Higher MPR targeted at attracting foreign capital
The CBN governor further disclosed that apart from targeting inflation with a higher monetary policy rate (MPR), the major concern was to reduce the negative real interest rate and attract foreign capital.
He said:
- “Having identified these non-monetary components of the current inflationary pressure, the major concern of the MPC at the March 2024 meeting was to ensure that the negative real interest rate is reduced to attract capital flows to improve liquidity in the foreign exchange market and stabilize the exchange rate.
- “In the short term, attracting capital flows via foreign portfolio investments and moderating the exchange rate pressure is a proper course of action, bearing in mind the impact of exchange rate pass-through on inflation in an import-dependent economy like Nigeria.”
The need for structural reforms
Cardoso stressed the importance of combining monetary policy with fiscal measures and structural reforms, especially in agriculture, electricity, and energy sectors. These steps are crucial for long-term investment and sustainable economic growth in Nigeria.
He said:
- “In the prevailing circumstances, it is my view that the argument for a further hike in Monetary Policy Rate (MPR) to complement the rate hike at the last MPC meeting is valid. This increase in the MPR will help curb inflationary pressure and reduce the negative real policy rate.
- “Most importantly it will further strengthen the anti-inflationary signal of the Central Bank of Nigeria (CBN) as we transition to an inflation targeting regime.
- “This, however, is predicated on the assumption that sustained fiscal and monetary policy coordination will result in policies that address the multitude of structural factors required for long-term investment and economic growth in Nigeria. Without addressing the structural issues in agriculture, electricity, and energy sectors we may continue to see persistent increases in food inflation.”
More Insights
- The Central Bank of Nigeria (CBN), under Yemi Cardoso, has increased the monetary policy rate (MPR) by 600 basis points so far, from 18.75% to 24.75% to combat inflation and foster economic stability.

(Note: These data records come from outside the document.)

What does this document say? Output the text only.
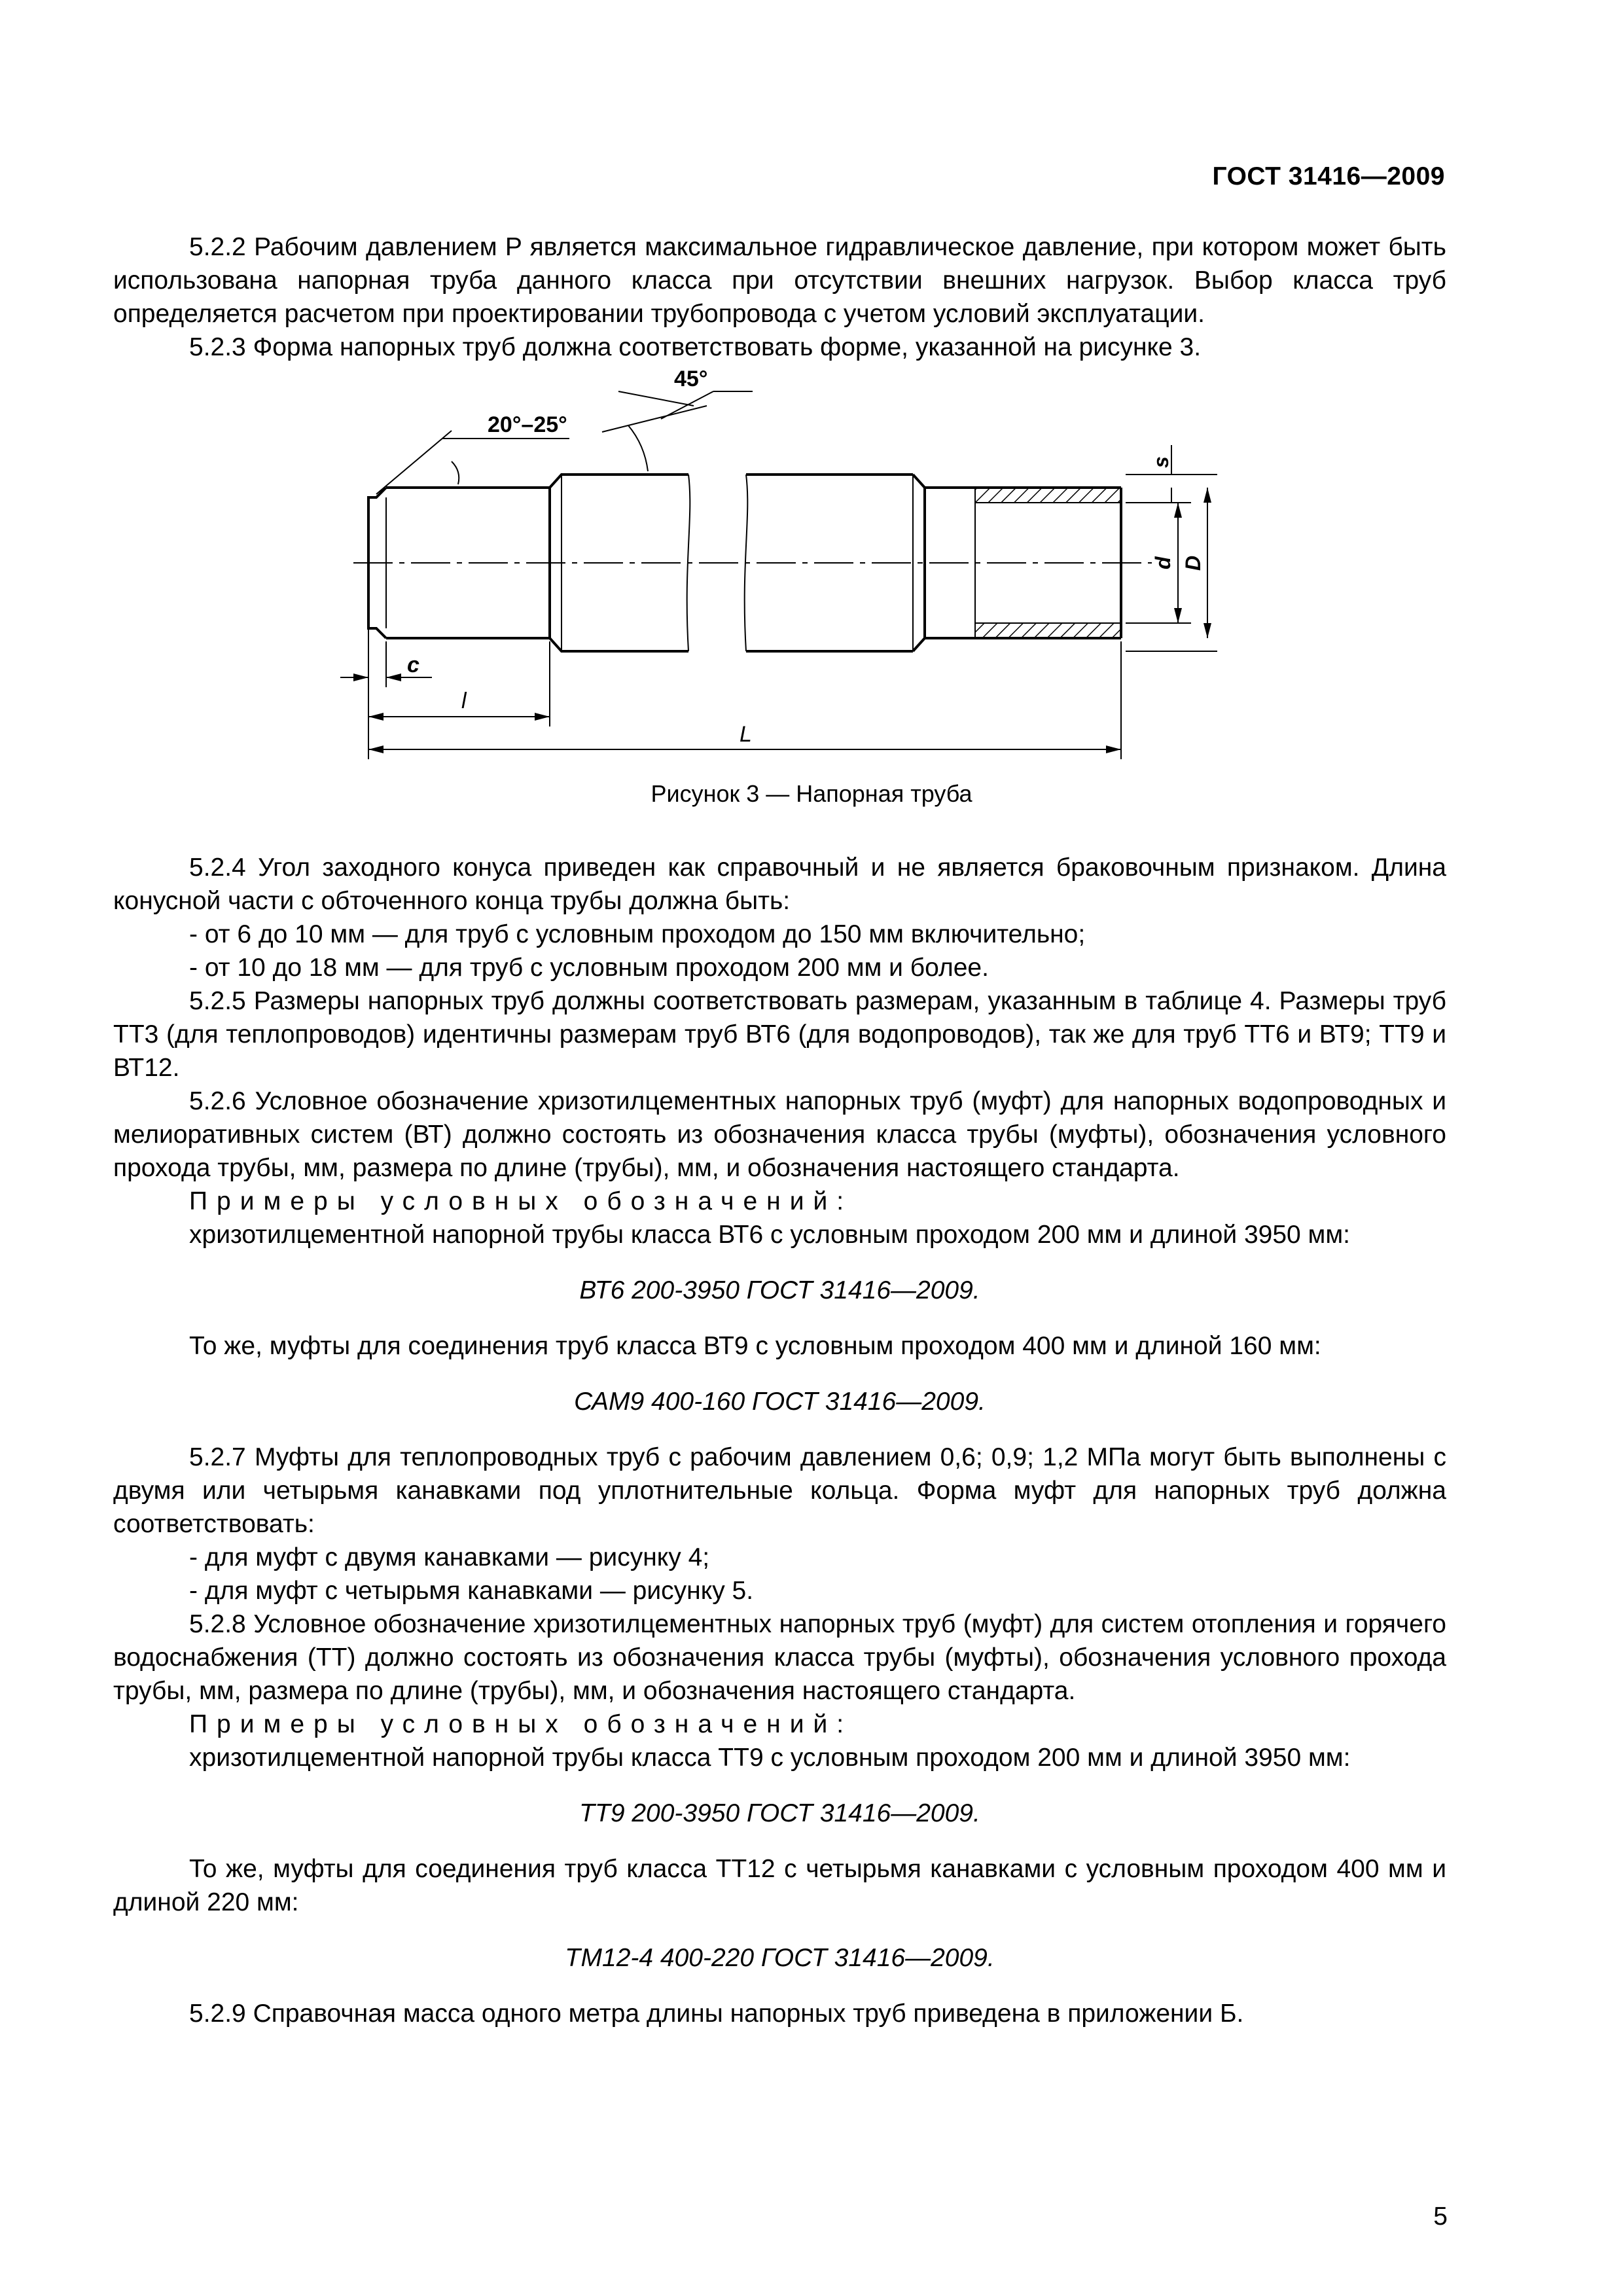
ГОСТ 31416—2009

5.2.2 Рабочим давлением P является максимальное гидравлическое давление, при котором может быть использована напорная труба данного класса при отсутствии внешних нагрузок. Выбор класса труб определяется расчетом при проектировании трубопровода с учетом условий эксплуатации.

5.2.3 Форма напорных труб должна соответствовать форме, указанной на рисунке 3.

20°–25°
45°
c
l
L
s
d D
Рисунок 3 — Напорная труба

5.2.4 Угол заходного конуса приведен как справочный и не является браковочным признаком. Длина конусной части c обточенного конца трубы должна быть:

- от 6 до 10 мм — для труб с условным проходом до 150 мм включительно;

- от 10 до 18 мм — для труб с условным проходом 200 мм и более.

5.2.5 Размеры напорных труб должны соответствовать размерам, указанным в таблице 4. Размеры труб ТТ3 (для теплопроводов) идентичны размерам труб ВТ6 (для водопроводов), так же для труб ТТ6 и ВТ9; ТТ9 и ВТ12.

5.2.6 Условное обозначение хризотилцементных напорных труб (муфт) для напорных водопроводных и мелиоративных систем (ВТ) должно состоять из обозначения класса трубы (муфты), обозначения условного прохода трубы, мм, размера по длине (трубы), мм, и обозначения настоящего стандарта.

Примеры условных обозначений:

хризотилцементной напорной трубы класса ВТ6 с условным проходом 200 мм и длиной 3950 мм:

ВТ6 200-3950 ГОСТ 31416—2009.

То же, муфты для соединения труб класса ВТ9 с условным проходом 400 мм и длиной 160 мм:

САМ9 400-160 ГОСТ 31416—2009.

5.2.7 Муфты для теплопроводных труб с рабочим давлением 0,6; 0,9; 1,2 МПа могут быть выполнены с двумя или четырьмя канавками под уплотнительные кольца. Форма муфт для напорных труб должна соответствовать:

- для муфт с двумя канавками — рисунку 4;

- для муфт с четырьмя канавками — рисунку 5.

5.2.8 Условное обозначение хризотилцементных напорных труб (муфт) для систем отопления и горячего водоснабжения (ТТ) должно состоять из обозначения класса трубы (муфты), обозначения условного прохода трубы, мм, размера по длине (трубы), мм, и обозначения настоящего стандарта.

Примеры условных обозначений:

хризотилцементной напорной трубы класса ТТ9 с условным проходом 200 мм и длиной 3950 мм:

ТТ9 200-3950 ГОСТ 31416—2009.

То же, муфты для соединения труб класса ТТ12 с четырьмя канавками с условным проходом 400 мм и длиной 220 мм:

ТМ12-4 400-220 ГОСТ 31416—2009.

5.2.9 Справочная масса одного метра длины напорных труб приведена в приложении Б.

5
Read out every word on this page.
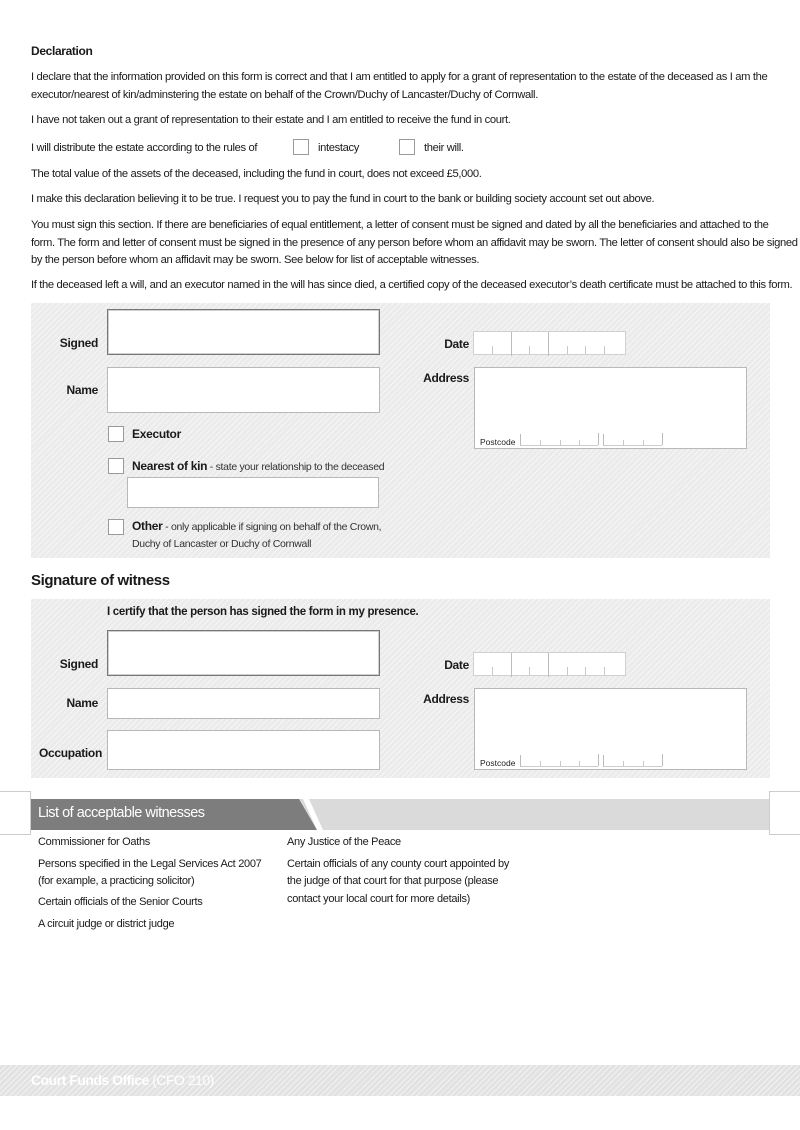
Declaration
I declare that the information provided on this form is correct and that I am entitled to apply for a grant of representation to the estate of the deceased as I am the
executor/nearest of kin/adminstering the estate on behalf of the Crown/Duchy of Lancaster/Duchy of Cornwall.
I have not taken out a grant of representation to their estate and I am entitled to receive the fund in court.
I will distribute the estate according to the rules of	intestacy	their will.
The total value of the assets of the deceased, including the fund in court, does not exceed £5,000.
I make this declaration believing it to be true. I request you to pay the fund in court to the bank or building society account set out above.
You must sign this section. If there are beneficiaries of equal entitlement, a letter of consent must be signed and dated by all the beneficiaries and attached to the
form. The form and letter of consent must be signed in the presence of any person before whom an affidavit may be sworn. The letter of consent should also be signed
by the person before whom an affidavit may be sworn. See below for list of acceptable witnesses.
If the deceased left a will, and an executor named in the will has since died, a certified copy of the deceased executor’s death certificate must be attached to this form.
Signed
Name
Executor
Nearest of kin - state your relationship to the deceased
Other - only applicable if signing on behalf of the Crown,
Duchy of Lancaster or Duchy of Cornwall
Date
Address
Postcode
Signature of witness
I certify that the person has signed the form in my presence.
Signed
Name
Occupation
Date
Address
Postcode
List of acceptable witnesses
Commissioner for Oaths
Persons specified in the Legal Services Act 2007
(for example, a practicing solicitor)
Certain officials of the Senior Courts
A circuit judge or district judge
Any Justice of the Peace
Certain officials of any county court appointed by
the judge of that court for that purpose (please
contact your local court for more details)
Court Funds Office (CFO 210)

- In March 2024, the food inflation rate reached 40.01% year-on-year, marking an increase of 15.56 percentage points from 24.45% in March 2023. This surge in food inflation can be attributed to rising prices for items such as garri, millet, and akpu uncooked fermented (all part of the Bread and Cereals category), as well as yam tuber, water yam, and others.
- Also, Nigeria’s inflation rate increased to 33.2% in the same month, indicating 1.5% points increase from the 31.7% recorded in February 2024. Inflation in March was driven by increase in food and beverages coupled with energy and housing costs.